As we all know, director Wes Anderson doesn't trade in the conventional, and his latest film, Isle of Dogs, is quite possibly one of his oddest so far. A stop motion animation in the manner of his Oscar-winning Fantastic Mr. Fox, it tells the story of a group of canines who've been banished to Trash Island off the coast of Japan following an outbreak of 'dog flu'. Led by Chief (Bryan Cranston), this pack of mangy mongrels find new purpose when young boy Atari (Koyu Rankin) arrives on the island in search of his beloved pooch Spots (Liev Schreiber). What then ensues is a brilliantly offbeat adventure steeped in a love of Japanese culture, with everything from the films of Akira Kurosawa to sushi preparation getting a look in. The animation is as scrumptious as one would expect, with everything from the looming dystopian edifices of Trash Island to the dogs' wind-ruffled fur taking the breath away. The voice acting is sly and deadpan in the manner of Anderson's other movies, stuffed with a veritable host of A-listers including Edward Norton, Jeff Goldblum, Greta Gerwig, Scarlett Johansson and Frances McDormand. Anderson is also a director who places a great deal of emphasis on music, whether it's a love of classic rock (The Faces' 'Oh La La' in Rushmore) or the unconventional score collaborations he's enjoyed with Mark Mothersbaugh and Alexandre Desplat.
It's Desplat to whom he returns in Isle of Dogs, continuing a fruitful partnership that yielded an Oscar for The Grand Budapest Hotel. Whereas that score was buoyed by the beautifully nostalgic sound of Europe in times gone by (the balalaika and other specialty instruments featured strongly), the Isle of Dogs soundtrack is charged by completely different geography. It's quite remarkable how smoothly Desplat is able to jump between specific cultures and tones - little wonder he has swiftly amassed a reputation as one of the most versatile and modern composers of recent times. (His recent, second Oscar win for Guillermo del Toro's The Shape of Water has only reinforced that feeling.) That said, those fond of Desplat's lusher, more romantic scores may find Isle of Dogs a bit of a shock. It's far more akin to the surreal soundscapes of Fantastic Mr. Fox, throwing recognisable theme and melody to the wind in favour of all-encompassing texture. That said, there's no denying what the composer has conjured is likely one of the oddest, most idiosyncractic sound mixes of any film score in 2018, and for that it is to be applauded, meshing brilliantly with Anderson's characteristically strange vision. And after all, that is the primary role of any film composer.
Describing the score in terms of tracks is much of a muchness.

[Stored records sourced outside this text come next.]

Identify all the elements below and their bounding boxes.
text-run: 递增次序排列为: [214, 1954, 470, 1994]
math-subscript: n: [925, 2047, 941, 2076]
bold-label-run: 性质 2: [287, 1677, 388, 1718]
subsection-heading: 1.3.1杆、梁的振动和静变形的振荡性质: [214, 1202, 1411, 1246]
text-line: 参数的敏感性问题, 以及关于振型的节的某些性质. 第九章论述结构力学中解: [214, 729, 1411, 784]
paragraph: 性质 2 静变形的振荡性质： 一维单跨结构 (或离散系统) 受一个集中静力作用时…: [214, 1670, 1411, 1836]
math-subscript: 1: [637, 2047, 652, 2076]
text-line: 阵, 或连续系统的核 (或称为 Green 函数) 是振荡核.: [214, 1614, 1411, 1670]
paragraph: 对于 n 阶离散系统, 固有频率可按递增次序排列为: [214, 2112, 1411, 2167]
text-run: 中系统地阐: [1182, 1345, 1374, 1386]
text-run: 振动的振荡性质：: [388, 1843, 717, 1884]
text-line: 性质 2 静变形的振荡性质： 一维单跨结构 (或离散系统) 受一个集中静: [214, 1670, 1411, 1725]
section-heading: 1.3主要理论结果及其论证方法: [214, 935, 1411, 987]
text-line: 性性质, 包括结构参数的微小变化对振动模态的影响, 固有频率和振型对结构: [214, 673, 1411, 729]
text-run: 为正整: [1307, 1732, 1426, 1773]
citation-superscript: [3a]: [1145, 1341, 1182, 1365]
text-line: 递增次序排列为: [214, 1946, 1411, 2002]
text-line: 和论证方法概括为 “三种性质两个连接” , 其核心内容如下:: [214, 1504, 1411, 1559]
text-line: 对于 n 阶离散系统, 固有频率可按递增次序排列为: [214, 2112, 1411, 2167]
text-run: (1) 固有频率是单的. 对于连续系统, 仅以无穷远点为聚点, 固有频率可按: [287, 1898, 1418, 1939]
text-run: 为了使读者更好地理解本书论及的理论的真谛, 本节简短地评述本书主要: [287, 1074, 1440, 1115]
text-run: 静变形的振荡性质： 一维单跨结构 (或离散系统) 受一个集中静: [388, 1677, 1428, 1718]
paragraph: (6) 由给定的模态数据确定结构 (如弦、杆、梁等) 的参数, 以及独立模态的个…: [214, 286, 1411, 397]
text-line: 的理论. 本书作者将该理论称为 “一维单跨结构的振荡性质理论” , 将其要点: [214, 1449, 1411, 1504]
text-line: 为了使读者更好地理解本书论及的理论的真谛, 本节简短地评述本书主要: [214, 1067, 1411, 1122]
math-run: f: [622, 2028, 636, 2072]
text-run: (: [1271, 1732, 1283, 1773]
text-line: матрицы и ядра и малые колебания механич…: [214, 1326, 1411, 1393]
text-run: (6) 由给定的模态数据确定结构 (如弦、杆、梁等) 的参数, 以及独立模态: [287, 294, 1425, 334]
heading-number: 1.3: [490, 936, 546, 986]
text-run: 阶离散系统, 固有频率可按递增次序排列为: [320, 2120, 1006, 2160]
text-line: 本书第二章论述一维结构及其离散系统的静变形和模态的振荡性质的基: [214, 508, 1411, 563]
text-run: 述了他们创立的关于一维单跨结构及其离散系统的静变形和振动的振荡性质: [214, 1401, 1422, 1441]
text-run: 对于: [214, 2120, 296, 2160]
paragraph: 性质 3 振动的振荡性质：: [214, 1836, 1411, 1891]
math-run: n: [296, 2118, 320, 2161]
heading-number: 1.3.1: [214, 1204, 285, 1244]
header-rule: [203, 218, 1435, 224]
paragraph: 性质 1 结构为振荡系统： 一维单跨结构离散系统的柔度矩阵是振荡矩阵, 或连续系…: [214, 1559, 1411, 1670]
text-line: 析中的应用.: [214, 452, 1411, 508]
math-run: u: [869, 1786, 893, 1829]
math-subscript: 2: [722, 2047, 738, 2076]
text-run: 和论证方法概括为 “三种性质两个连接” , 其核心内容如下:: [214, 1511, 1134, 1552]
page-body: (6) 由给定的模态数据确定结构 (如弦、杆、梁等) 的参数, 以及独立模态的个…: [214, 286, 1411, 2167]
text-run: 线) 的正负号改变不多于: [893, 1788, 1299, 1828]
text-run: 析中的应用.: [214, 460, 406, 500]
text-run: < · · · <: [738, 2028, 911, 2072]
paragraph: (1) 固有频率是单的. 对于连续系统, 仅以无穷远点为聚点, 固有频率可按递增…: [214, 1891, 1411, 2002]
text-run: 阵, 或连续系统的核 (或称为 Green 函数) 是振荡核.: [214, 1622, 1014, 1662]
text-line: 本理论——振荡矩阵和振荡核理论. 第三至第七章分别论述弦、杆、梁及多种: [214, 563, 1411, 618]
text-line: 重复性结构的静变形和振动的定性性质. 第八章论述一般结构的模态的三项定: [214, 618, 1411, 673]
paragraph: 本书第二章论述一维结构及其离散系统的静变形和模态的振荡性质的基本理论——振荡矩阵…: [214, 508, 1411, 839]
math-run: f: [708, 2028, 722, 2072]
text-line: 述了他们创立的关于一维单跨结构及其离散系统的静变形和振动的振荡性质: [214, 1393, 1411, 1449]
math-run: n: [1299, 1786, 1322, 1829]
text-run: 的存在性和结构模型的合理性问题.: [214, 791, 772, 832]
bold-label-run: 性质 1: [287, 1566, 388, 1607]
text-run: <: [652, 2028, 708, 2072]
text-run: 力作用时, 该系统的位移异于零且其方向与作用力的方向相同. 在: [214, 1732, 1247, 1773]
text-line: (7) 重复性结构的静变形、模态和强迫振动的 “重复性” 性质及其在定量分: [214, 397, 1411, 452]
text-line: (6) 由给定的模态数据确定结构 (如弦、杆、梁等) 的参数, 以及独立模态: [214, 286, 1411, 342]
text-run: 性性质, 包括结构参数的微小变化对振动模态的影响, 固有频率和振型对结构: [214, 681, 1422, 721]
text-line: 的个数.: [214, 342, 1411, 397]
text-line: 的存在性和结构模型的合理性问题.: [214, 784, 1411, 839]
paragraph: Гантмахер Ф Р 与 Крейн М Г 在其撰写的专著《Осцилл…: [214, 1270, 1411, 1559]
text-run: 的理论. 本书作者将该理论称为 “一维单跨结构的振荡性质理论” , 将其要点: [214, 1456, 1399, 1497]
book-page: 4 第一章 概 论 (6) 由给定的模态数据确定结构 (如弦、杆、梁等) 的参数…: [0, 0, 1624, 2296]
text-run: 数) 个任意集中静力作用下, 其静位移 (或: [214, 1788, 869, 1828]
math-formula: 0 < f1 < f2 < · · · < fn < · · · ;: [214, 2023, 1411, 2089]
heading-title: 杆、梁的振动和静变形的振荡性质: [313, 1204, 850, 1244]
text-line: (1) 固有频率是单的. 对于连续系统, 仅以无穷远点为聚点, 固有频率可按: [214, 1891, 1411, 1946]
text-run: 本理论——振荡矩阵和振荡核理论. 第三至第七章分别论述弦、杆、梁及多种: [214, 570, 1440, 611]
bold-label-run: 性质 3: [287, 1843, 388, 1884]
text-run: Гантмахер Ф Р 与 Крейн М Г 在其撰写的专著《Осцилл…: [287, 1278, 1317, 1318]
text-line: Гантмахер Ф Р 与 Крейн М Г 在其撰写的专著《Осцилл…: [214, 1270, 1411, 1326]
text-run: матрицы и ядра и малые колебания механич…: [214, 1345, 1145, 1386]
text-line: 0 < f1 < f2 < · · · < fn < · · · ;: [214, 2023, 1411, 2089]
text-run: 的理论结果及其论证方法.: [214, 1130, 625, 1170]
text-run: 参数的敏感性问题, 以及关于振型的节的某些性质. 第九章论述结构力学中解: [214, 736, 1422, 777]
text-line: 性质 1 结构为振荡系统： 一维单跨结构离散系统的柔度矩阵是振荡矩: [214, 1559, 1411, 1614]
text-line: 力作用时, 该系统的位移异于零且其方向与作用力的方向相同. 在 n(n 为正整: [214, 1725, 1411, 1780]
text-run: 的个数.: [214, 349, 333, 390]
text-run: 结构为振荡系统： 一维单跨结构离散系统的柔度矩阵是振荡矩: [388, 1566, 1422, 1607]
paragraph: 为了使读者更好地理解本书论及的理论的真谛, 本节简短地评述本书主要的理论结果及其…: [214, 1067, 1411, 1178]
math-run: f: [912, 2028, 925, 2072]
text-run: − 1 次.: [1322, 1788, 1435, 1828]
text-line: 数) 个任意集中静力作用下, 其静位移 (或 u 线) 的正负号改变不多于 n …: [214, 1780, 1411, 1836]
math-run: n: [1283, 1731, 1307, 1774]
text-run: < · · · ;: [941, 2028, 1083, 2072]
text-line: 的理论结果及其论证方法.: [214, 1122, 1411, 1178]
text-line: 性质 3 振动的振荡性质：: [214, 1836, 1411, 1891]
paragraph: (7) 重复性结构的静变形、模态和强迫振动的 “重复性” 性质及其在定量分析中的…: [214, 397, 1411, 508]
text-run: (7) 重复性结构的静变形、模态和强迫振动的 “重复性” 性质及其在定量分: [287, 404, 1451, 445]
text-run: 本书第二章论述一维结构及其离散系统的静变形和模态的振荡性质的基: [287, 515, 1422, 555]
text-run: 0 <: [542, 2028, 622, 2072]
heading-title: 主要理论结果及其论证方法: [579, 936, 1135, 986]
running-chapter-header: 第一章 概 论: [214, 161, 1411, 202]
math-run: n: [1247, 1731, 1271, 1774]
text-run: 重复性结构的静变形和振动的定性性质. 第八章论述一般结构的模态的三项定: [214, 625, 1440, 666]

Although there are repeated motifs throughout the soundtrack, it's more about how the instrumentation binds everything together. The opening 'Shinto Shrine' (accompanying a delightful stop motion homage to Kurosawa's 1985 masterpiece Ran) is an almost liturgical choral piece, reminiscent of the pastiche choral work from Grand Budapest. But it's not exactly representative of the score as a whole. Instead, the score's pulse is reserved for the unmistakable taiko drums, which permeate every crevice of the soundscape in a variety of taps and pounds.
When the drums unexpectedly fuse with laid back saxophone, triangle and piping clarinets, the music becomes even more compelling. There's a distinctly tongue in cheek sense to Desplat's music, the score amplifying the dry social commentary of the film itself while also riffing on the classic conventions of samurai lore and Western movies. The urgent taiko drums surge through 'The Municipal Dome' and merge with the jazz/clarinet ensemble in the amusing 'Six Months Later/Dog Fight' (where it makes a brilliant accompaniment to the film's slapstick fight sequences rendered via stop motion cotton wool clouds).
There's more than a touch of Ennio Morricone's wryly comic sensibility from 'My Name is Nobody' in the snazzy 'Second Crash Landing', 'Nutmeg' and 'Toshiro'. The vocals return in the deliberately portentous 'Jupiter and Oracle', amplifying the mystery surrounding Atari's beloved Spots, whose role as 'dog zero' comes to play an increasingly important part. 'Sushi', 'Pagoda Slide' and 'First Bath of a Stray Dog' up the level of choral input, but it's in the final stages where Desplat really threads everything together. 'Kobayashi Canine-Testing Laboratory', 'Re-Election Night Parts 1-3' and 'End Titles' effectively sum up the soundscape of the score as a whole, summarising the taiko motif, the vocal undulations and the jazz.
Just as important are the non-Desplat breaks in the score. Renowned New York-based musician Taoru Watanabe provides what are perhaps the most propulsive sections of taiko drumming on the soundtrack, thunderously exciting passages that featured in the film's trailer. Unsurprisingly given the film's debt to Kurosawa, 'Kikuchiyo's Mambo' from the revered Seven Samurai also features, alongside 'Tokyo Shoe Shine Boy' by Teruko Akatsuki (featured in anime classic Akira). Also making an impact is the dreamy pop of 'I Won't Hurt You' by The West Coast Pop Experimental Band and the jaunty 'Midnight Sleighride' by The Sauter-Finegan Orchestra (both of which are also featured in the trailer.
Over the course of the last two decades, Alexandre Desplat's ability to adapt to different genres has seen him earmarked as Hollywood's heir apparent to the likes of Jerry Goldsmith. What really impresses is how Desplat's voice shines through in all the scores he does, even when recognisable melody is cast aside in favour of something far stranger. Isle of Dogs is a case in point: those willing to accomodate the composer's more eccentric side will find much to enjoy, although a casual listener will surely find it easier to admire the technique on display. Nevertheless, in terms of how it mashes up a multitude of different styles while also honouring Wes Anderson's vision, there's no denying Isle of Dogs is another triumph from this fine composer.